岩溶地下河反硝化作用的有限性——一个碳酸盐岩管道的实验研究

反硝化作用是公认的去除水体中硝酸盐的路径,但相比于多孔介质,岩溶地下河中反硝化效果具有不确定性.为更好地认识岩溶地下河中反硝化效果,本研究利用天然碳酸盐岩管道几何模型,以乙醇为可利用电子供体(碳源),示踪了控制流速条件下管道流中反硝化作用,并辅以多孔介质流实验进行对比.反应示踪、地球化学印迹和微生物检测结果表明:当碳源缺乏时,反硝化作用没有明显启动的迹象;一旦补充了碳源,溶解氧、硝酸盐浓度和质量都出现了明显衰减,并且有中间产物亚硝酸盐产生,水体碱度增加.然而,即使在碳源充足情况下,管道流中反硝化强度却明显比多孔介质流中强度低,两者硝酸盐生物去除率分别为39.4%和大于99%,生物降解速率分别为0.113和10.8 mg·L~(-1)·h~(-1).推测其原因,一是碳酸盐岩管道内固体表面积与水体积比值低,固体吸着条件不利于微生物生长与发育,降低了硝酸盐去除率;二是管道富含的溶解氧可能延迟了反硝化作用启动,溶解氧降至3.0 mg·L~(-1)左右时硝酸盐浓度才有明显衰减.相比之下,其它环境因素如p H值和温度没有出现明显变化.该研究意义在于:岩溶管道流反硝化去除硝酸盐的潜能是存在的,但即使可利用碳源充足仍具有明显的局限性,这可能意味着岩溶地下河一旦遭受硝酸盐污染,其作为饮用水源的安全风险更大.

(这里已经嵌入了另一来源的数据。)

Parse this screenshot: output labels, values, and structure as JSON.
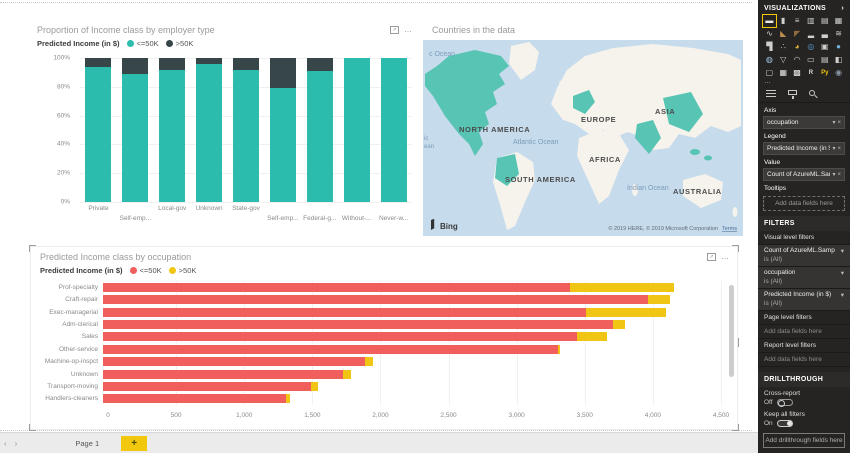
{
  "icons_glyphs": {
    "dropdown": "▾",
    "remove": "×",
    "collapse": "›",
    "more": "…",
    "focus": "↗",
    "prev": "‹",
    "next": "›"
  },
  "chart_data": [
    {
      "type": "bar",
      "subtype": "stacked-column-100",
      "title": "Proportion of Income class by employer type",
      "legend_title": "Predicted Income (in $)",
      "legend_position": "top",
      "categories": [
        "Private",
        "Self-emp...",
        "Local-gov",
        "Unknown",
        "State-gov",
        "Self-emp...",
        "Federal-g...",
        "Without-...",
        "Never-w..."
      ],
      "series": [
        {
          "name": "<=50K",
          "color": "#2cbcae",
          "values": [
            94,
            89,
            92,
            96,
            92,
            79,
            91,
            100,
            100
          ]
        },
        {
          "name": ">50K",
          "color": "#374649",
          "values": [
            6,
            11,
            8,
            4,
            8,
            21,
            9,
            0,
            0
          ]
        }
      ],
      "y_ticks": [
        "100%",
        "80%",
        "60%",
        "40%",
        "20%",
        "0%"
      ],
      "ylim": [
        0,
        100
      ],
      "grid": true,
      "label_rows": [
        1,
        2,
        1,
        1,
        1,
        2,
        2,
        2,
        2
      ]
    },
    {
      "type": "map",
      "title": "Countries in the data",
      "provider": "Bing",
      "attribution": "© 2019 HERE, © 2019 Microsoft Corporation",
      "terms_label": "Terms",
      "highlight_color": "#57c4b4",
      "labels": {
        "ocean_top_left": "c Ocean",
        "left_fragment_1": "ic",
        "left_fragment_2": "ean",
        "north_america": "NORTH AMERICA",
        "europe": "EUROPE",
        "asia": "ASIA",
        "atlantic": "Atlantic Ocean",
        "africa": "AFRICA",
        "south_america": "SOUTH AMERICA",
        "indian": "Indian Ocean",
        "australia": "AUSTRALIA"
      }
    },
    {
      "type": "bar",
      "subtype": "stacked-bar-horizontal",
      "title": "Predicted Income class by occupation",
      "legend_title": "Predicted Income (in $)",
      "legend_position": "top",
      "categories": [
        "Prof-specialty",
        "Craft-repair",
        "Exec-managerial",
        "Adm-clerical",
        "Sales",
        "Other-service",
        "Machine-op-inspct",
        "Unknown",
        "Transport-moving",
        "Handlers-cleaners"
      ],
      "series": [
        {
          "name": "<=50K",
          "color": "#f15f5d",
          "values": [
            3400,
            3970,
            3520,
            3710,
            3450,
            3310,
            1910,
            1750,
            1515,
            1336
          ]
        },
        {
          "name": ">50K",
          "color": "#f0c514",
          "values": [
            760,
            160,
            580,
            90,
            220,
            15,
            55,
            57,
            50,
            24
          ]
        }
      ],
      "x_ticks": [
        "0",
        "500",
        "1,000",
        "1,500",
        "2,000",
        "2,500",
        "3,000",
        "3,500",
        "4,000",
        "4,500"
      ],
      "xlim": [
        0,
        4500
      ],
      "grid": true
    }
  ],
  "panel": {
    "visualizations": {
      "title": "VISUALIZATIONS",
      "selected_index": 0,
      "icons": [
        {
          "name": "stacked-bar-chart",
          "glyph": "▬",
          "color": "#e8e8e8"
        },
        {
          "name": "stacked-column-chart",
          "glyph": "▮",
          "color": "#cfcfcf"
        },
        {
          "name": "clustered-bar-chart",
          "glyph": "≡",
          "color": "#cfcfcf"
        },
        {
          "name": "clustered-column-chart",
          "glyph": "▥",
          "color": "#cfcfcf"
        },
        {
          "name": "100-stacked-bar-chart",
          "glyph": "▤",
          "color": "#cfcfcf"
        },
        {
          "name": "100-stacked-column-chart",
          "glyph": "▦",
          "color": "#cfcfcf"
        },
        {
          "name": "line-chart",
          "glyph": "∿",
          "color": "#cfcfcf"
        },
        {
          "name": "area-chart",
          "glyph": "◣",
          "color": "#bd8f4e"
        },
        {
          "name": "stacked-area-chart",
          "glyph": "◤",
          "color": "#8f6c3c"
        },
        {
          "name": "line-and-stacked-column-chart",
          "glyph": "▂",
          "color": "#cfcfcf"
        },
        {
          "name": "line-and-clustered-column-chart",
          "glyph": "▃",
          "color": "#cfcfcf"
        },
        {
          "name": "ribbon-chart",
          "glyph": "≋",
          "color": "#cfcfcf"
        },
        {
          "name": "waterfall-chart",
          "glyph": "▜",
          "color": "#cfcfcf"
        },
        {
          "name": "scatter-chart",
          "glyph": "∴",
          "color": "#cfcfcf"
        },
        {
          "name": "pie-chart",
          "glyph": "◕",
          "color": "#e0b23e"
        },
        {
          "name": "donut-chart",
          "glyph": "◎",
          "color": "#569bd2"
        },
        {
          "name": "treemap",
          "glyph": "▣",
          "color": "#cfcfcf"
        },
        {
          "name": "map",
          "glyph": "●",
          "color": "#74b2de"
        },
        {
          "name": "filled-map",
          "glyph": "◍",
          "color": "#a3c6e2"
        },
        {
          "name": "funnel",
          "glyph": "▽",
          "color": "#cfcfcf"
        },
        {
          "name": "gauge",
          "glyph": "◠",
          "color": "#cfcfcf"
        },
        {
          "name": "card",
          "glyph": "▭",
          "color": "#cfcfcf"
        },
        {
          "name": "multi-row-card",
          "glyph": "▤",
          "color": "#cfcfcf"
        },
        {
          "name": "kpi",
          "glyph": "◧",
          "color": "#cfcfcf"
        },
        {
          "name": "slicer",
          "glyph": "▢",
          "color": "#cfcfcf"
        },
        {
          "name": "table",
          "glyph": "▦",
          "color": "#e8e8e8"
        },
        {
          "name": "matrix",
          "glyph": "▩",
          "color": "#e8e8e8"
        },
        {
          "name": "r-script-visual",
          "glyph": "R",
          "color": "#dcdcdc"
        },
        {
          "name": "python-visual",
          "glyph": "Py",
          "color": "#f2c80f"
        },
        {
          "name": "arcgis-map",
          "glyph": "◉",
          "color": "#8794a1"
        }
      ],
      "more": "…"
    },
    "wells": {
      "axis_label": "Axis",
      "axis_value": "occupation",
      "legend_label": "Legend",
      "legend_value": "Predicted Income (in $)",
      "value_label": "Value",
      "value_value": "Count of AzureML.Samp",
      "tooltips_label": "Tooltips",
      "add_placeholder": "Add data fields here"
    },
    "filters": {
      "title": "FILTERS",
      "visual_level": "Visual level filters",
      "items": [
        {
          "name": "Count of AzureML.Samp",
          "condition": "is (All)"
        },
        {
          "name": "occupation",
          "condition": "is (All)"
        },
        {
          "name": "Predicted Income (in $)",
          "condition": "is (All)"
        }
      ],
      "page_level": "Page level filters",
      "report_level": "Report level filters",
      "add_placeholder": "Add data fields here"
    },
    "drillthrough": {
      "title": "DRILLTHROUGH",
      "cross_report_label": "Cross-report",
      "cross_report_state": "Off",
      "keep_all_label": "Keep all filters",
      "keep_all_state": "On",
      "add_placeholder": "Add drillthrough fields here"
    }
  },
  "statusbar": {
    "page_tab": "Page 1",
    "add_tab": "+"
  }
}
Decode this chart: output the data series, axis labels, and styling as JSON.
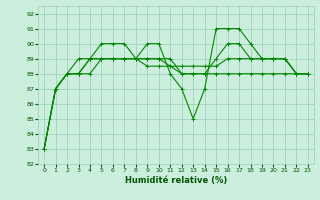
{
  "xlabel": "Humidité relative (%)",
  "bg_color": "#cceedd",
  "grid_color": "#99ccbb",
  "line_color": "#008800",
  "xlim": [
    -0.5,
    23.5
  ],
  "ylim": [
    82,
    92.5
  ],
  "yticks": [
    82,
    83,
    84,
    85,
    86,
    87,
    88,
    89,
    90,
    91,
    92
  ],
  "xticks": [
    0,
    1,
    2,
    3,
    4,
    5,
    6,
    7,
    8,
    9,
    10,
    11,
    12,
    13,
    14,
    15,
    16,
    17,
    18,
    19,
    20,
    21,
    22,
    23
  ],
  "series": [
    [
      83,
      87,
      88,
      89,
      89,
      90,
      90,
      90,
      89,
      90,
      90,
      88,
      87,
      85,
      87,
      91,
      91,
      91,
      90,
      89,
      89,
      89,
      88,
      88
    ],
    [
      83,
      87,
      88,
      88,
      89,
      89,
      89,
      89,
      89,
      89,
      89,
      89,
      88,
      88,
      88,
      89,
      90,
      90,
      89,
      89,
      89,
      89,
      88,
      88
    ],
    [
      83,
      87,
      88,
      88,
      89,
      89,
      89,
      89,
      89,
      89,
      89,
      88.5,
      88.5,
      88.5,
      88.5,
      88.5,
      89,
      89,
      89,
      89,
      89,
      89,
      88,
      88
    ],
    [
      83,
      87,
      88,
      88,
      88,
      89,
      89,
      89,
      89,
      88.5,
      88.5,
      88.5,
      88,
      88,
      88,
      88,
      88,
      88,
      88,
      88,
      88,
      88,
      88,
      88
    ]
  ]
}
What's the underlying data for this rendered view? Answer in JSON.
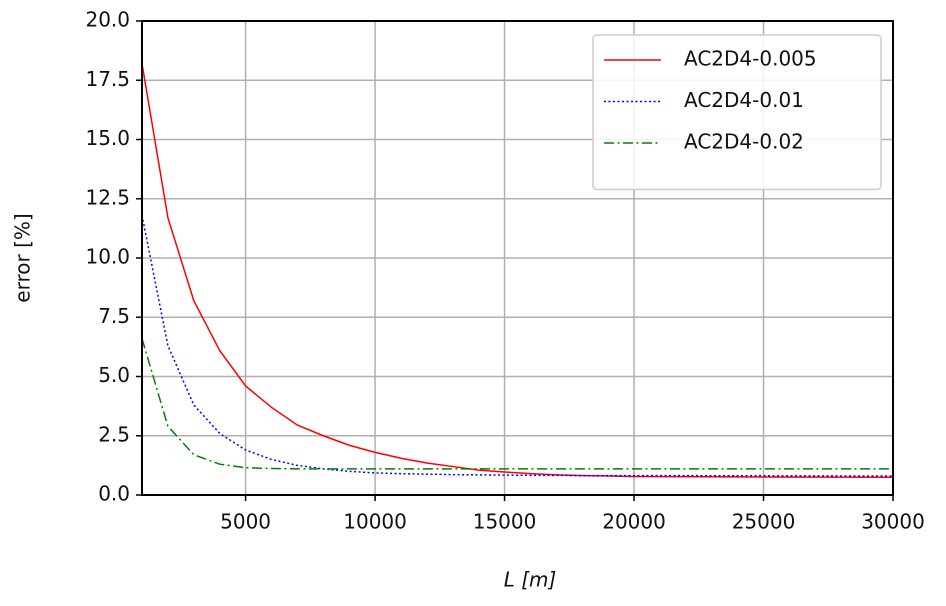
{
  "chart_data": {
    "type": "line",
    "xlabel": "L [m]",
    "ylabel": "error [%]",
    "x": [
      1000,
      2000,
      3000,
      4000,
      5000,
      6000,
      7000,
      8000,
      9000,
      10000,
      11000,
      12000,
      13000,
      14000,
      15000,
      16000,
      17000,
      18000,
      19000,
      20000,
      25000,
      30000
    ],
    "series": [
      {
        "name": "AC2D4-0.005",
        "color": "#ff0000",
        "dash": "solid",
        "values": [
          18.2,
          11.7,
          8.2,
          6.1,
          4.6,
          3.7,
          2.95,
          2.5,
          2.1,
          1.8,
          1.55,
          1.35,
          1.2,
          1.05,
          0.97,
          0.9,
          0.85,
          0.82,
          0.8,
          0.78,
          0.76,
          0.75
        ]
      },
      {
        "name": "AC2D4-0.01",
        "color": "#0000ff",
        "dash": "dotted",
        "values": [
          11.8,
          6.3,
          3.8,
          2.6,
          1.9,
          1.5,
          1.25,
          1.1,
          1.0,
          0.93,
          0.9,
          0.88,
          0.86,
          0.85,
          0.84,
          0.83,
          0.83,
          0.82,
          0.82,
          0.82,
          0.81,
          0.8
        ]
      },
      {
        "name": "AC2D4-0.02",
        "color": "#008000",
        "dash": "dashdot",
        "values": [
          6.6,
          2.9,
          1.7,
          1.3,
          1.15,
          1.12,
          1.1,
          1.1,
          1.1,
          1.1,
          1.1,
          1.1,
          1.1,
          1.1,
          1.1,
          1.1,
          1.1,
          1.1,
          1.1,
          1.1,
          1.1,
          1.1
        ]
      }
    ],
    "xlim": [
      1000,
      30000
    ],
    "ylim": [
      0,
      20
    ],
    "xticks": [
      5000,
      10000,
      15000,
      20000,
      25000,
      30000
    ],
    "yticks": [
      {
        "value": 0,
        "label": "0.0"
      },
      2.5,
      {
        "value": 5,
        "label": "5.0"
      },
      7.5,
      {
        "value": 10,
        "label": "10.0"
      },
      12.5,
      {
        "value": 15,
        "label": "15.0"
      },
      17.5,
      {
        "value": 20,
        "label": "20.0"
      }
    ],
    "grid": true,
    "legend": "upper right"
  }
}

Limitation of denitrification in karst subterranean river: A carbonate-conduit experimental study

Denitrification is generally recognized as a path to remove nitrate in water, but compared with porous media, the effectiveness of denitrification in karst subterranean river is uncertain. In order to better understand the question, the denitrification in a geometric carbonate-conduit model was traced under the controlled flow condition and was compared with the experiment in porous media. The results indicate that there was no obvious denitrification when carbon source was lacking. Once ethanol was added as an available carbon source, the concentrations and qualities of both dissolved oxygen (DO) and nitrate were significantly attenuated. Moreover, nitrite as an intermediate occurred and the water alkalinity increased. However, in the case of carbon sources, the intensity of denitrification in the carbonate-conduit flow was significantly lower than that in porous media, even though carbon source was fully recharged. The two removal rates of nitrate were 39.4% and >99%, and the biodegradation rates were 0.113 and 10.8 mg·L^-1·h^-1, respectively. It was deduced that the ratio of solid surface area to water volume within the conduit was lower, so that the microbial solid-attached condition was decreased, which exerted impact on the microbial growth and development as well as the removal rate of nitrate. Additionally, rich DO in the conduit flow might delay the onset of denitrification. Nitrate concentrations attenuated significantly when DO dropped to about 3.0 mg·L^-1. In contrast, other environmental factors including pH and temperature had no significant change. This study highlights that bio-removal of nitrate by denitrification is of potential but with limitation in karst subterranean river even if available carbon source is adequate, which may increase the safety risk of drinking water.